Mas o problema não é que Bakke permitiu que a diversidade fosse um elemento a ser considerado nos processos de admissão dos estudantes. É que as universidades a transformaram em um pré-requisito, de modo que uma espécie de "compensação racial" agora permeia quase todos os aspectos da vida acadêmica, desde quem entra nelas até as nomeações de professores e a composição racial dos autores de coletâneas de ensaios.
Se as ações afirmativas tivessem sido integradas à vida acadêmica de maneira mais branda —mais como um incentivo do que como uma exigência—, elas talvez tivessem sobrevivido à análise da Suprema Corte no ano passado.
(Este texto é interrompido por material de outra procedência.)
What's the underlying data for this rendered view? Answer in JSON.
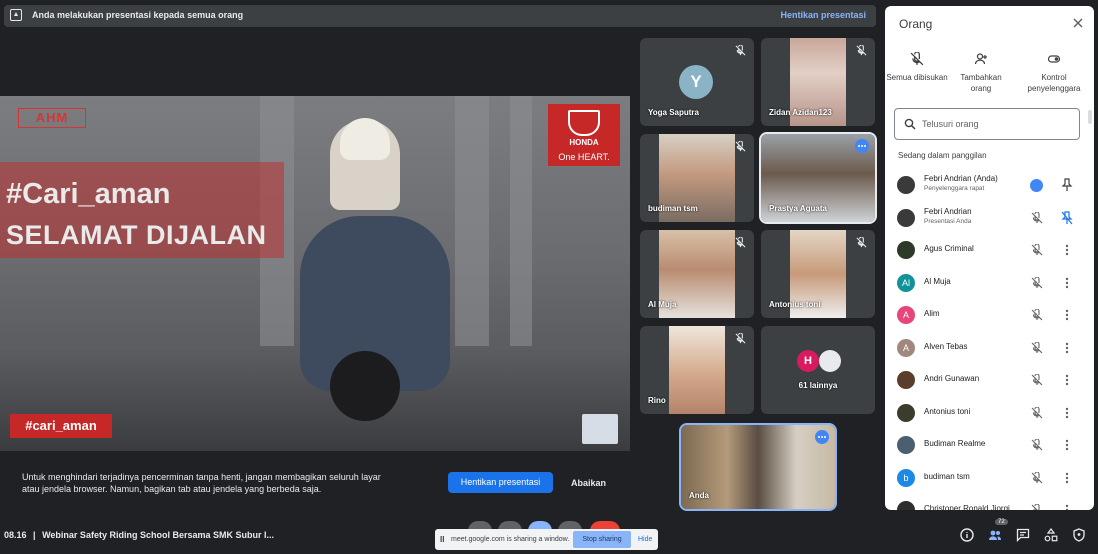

Em vez disso, tornou-se um regime predominante que frequentemente atrapalhou os objetivos mais elevados das universidades, especialmente o livre intercâmbio de ideias.
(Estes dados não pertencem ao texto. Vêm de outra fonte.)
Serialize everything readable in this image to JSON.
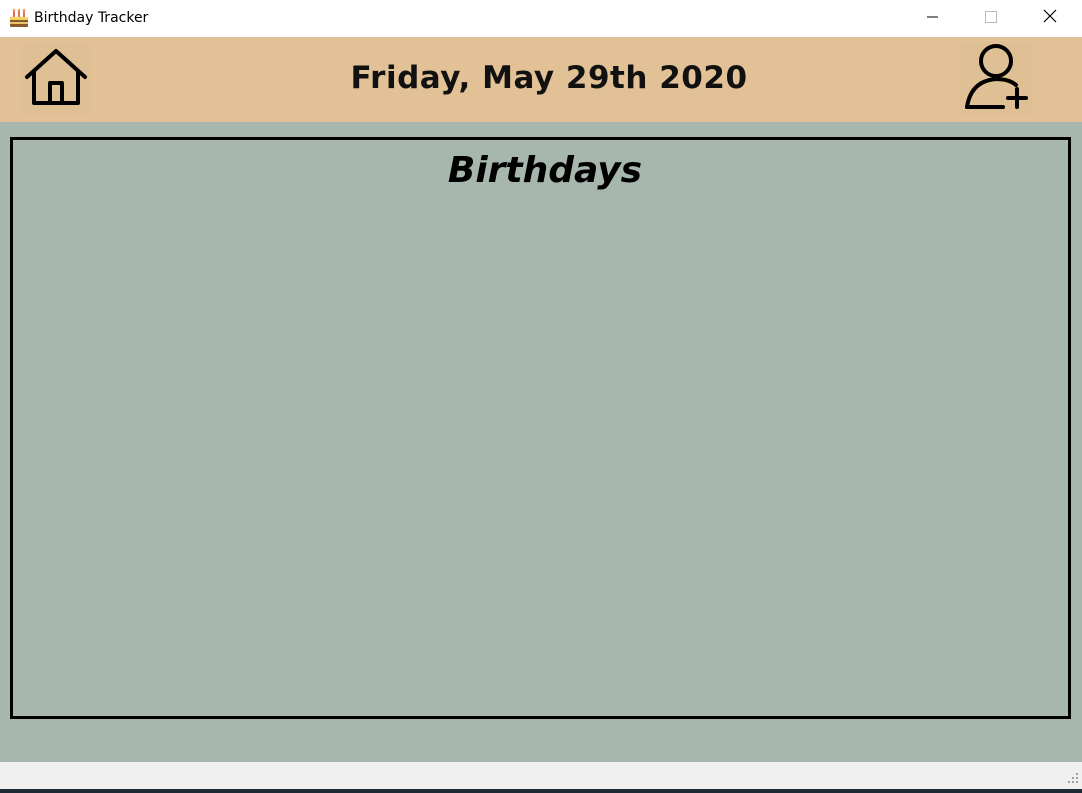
{
  "window": {
    "title": "Birthday Tracker",
    "app_icon": "birthday-cake-icon",
    "controls": [
      "minimize-icon",
      "maximize-icon",
      "close-icon"
    ]
  },
  "header": {
    "date": "Friday, May 29th 2020",
    "home_icon": "home-icon",
    "add_user_icon": "add-user-icon",
    "background": "#e2c196"
  },
  "main": {
    "panel_title": "Birthdays",
    "background": "#a7b7ad"
  }
}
Ao anunciar a nomeação de Gay, Harvard elogiou sua capacidade de liderança e sua pesquisa. O trabalho de um reitor envolve também ser um administrador, um arrecadador de fundos e um entusiasmado apoiador da instituição que representa, e talvez o lado corporativo da universidade tenha achado que ela seria boa nisso.
Mas a cor de sua pele foi a primeira coisa que o Harvard Crimson, o jornal estudantil, notou em sua reportagem sobre sua posse, e seus erros e as acusações acerca de seu trabalho acadêmico deram munição a detratores que alegavam que ela devia sua posição exclusivamente à sua raça.
Esta é a armadilha em que Harvard caiu. Sempre que se eleva alguém como Gay, há uma suposição, tanto por parte de seus admiradores quanto de seus críticos, de que aquela pessoa é um símbolo político cujo desempenho representa mais do que quem ela é individualmente.
O peso das expectativas sobre Gay deve ter sido esmagador. Mas a desumanização é o preço que qualquer instituição paga quando fatores de cunho social substituem aqueles de mérito individual.
Pode levar uma geração para que alguém como Gay tenha a oportunidade de ser julgada por seus próprios méritos, independentemente de sua cor. Mas o dano que o modelo de justiça social causou à educação superior levará mais tempo para ser reparado.
Em 2015, 57% dos americanos expressaram alta confiança nas universidades, de acordo com uma pesquisa da Gallup. No ano passado, esse número caiu para 36%, e isso foi antes da onda de casos de antissemitismo nos campi. Em Harvard, as inscrições para admissões antecipadas caíram 17 nos últimos meses.
A escola localizada perto de Boston, em Massachusetts, provavelmente se recuperará. Mas Harvard também dita o tom para o restante do ensino superior americano —e para as atitudes da sociedade em relação a ele.
Um dos segredos do sucesso dos EUA no pós-guerra não foi só a qualidade de suas universidades. Foi o respeito que elas conquistaram entre as pessoas comuns que aspiravam a enviar seus filhos para elas.
Esse respeito agora está sendo erodido ao ponto de terminar. Por boas razões. As pessoas admiram e se esforçam pela excelência, tanto em si mesma quanto pelo status que ela confere. Mas status sem excelência é um ativo rapidamente depreciado, especialmente quando vem com um preço exorbitante. Este é o lugar de grande parte da academia americana hoje —US$ 200 mil (R$ 985 mil na conversão atual) ou mais é demais para pagar por lições sobre como ser antirracista.
Ninguém deve duvidar de que ainda há muita excelência na academia atual e muitas boas razões para alguém enviar os filhos para a faculdade. Mas ninguém deve duvidar também que a decadência intelectual é generalizada e não vai parar de se espalhar até que as universidades voltem à ideia de que seu propósito central é identificar, nutrir e libertar as melhores mentes, não engenhar utopias sociais.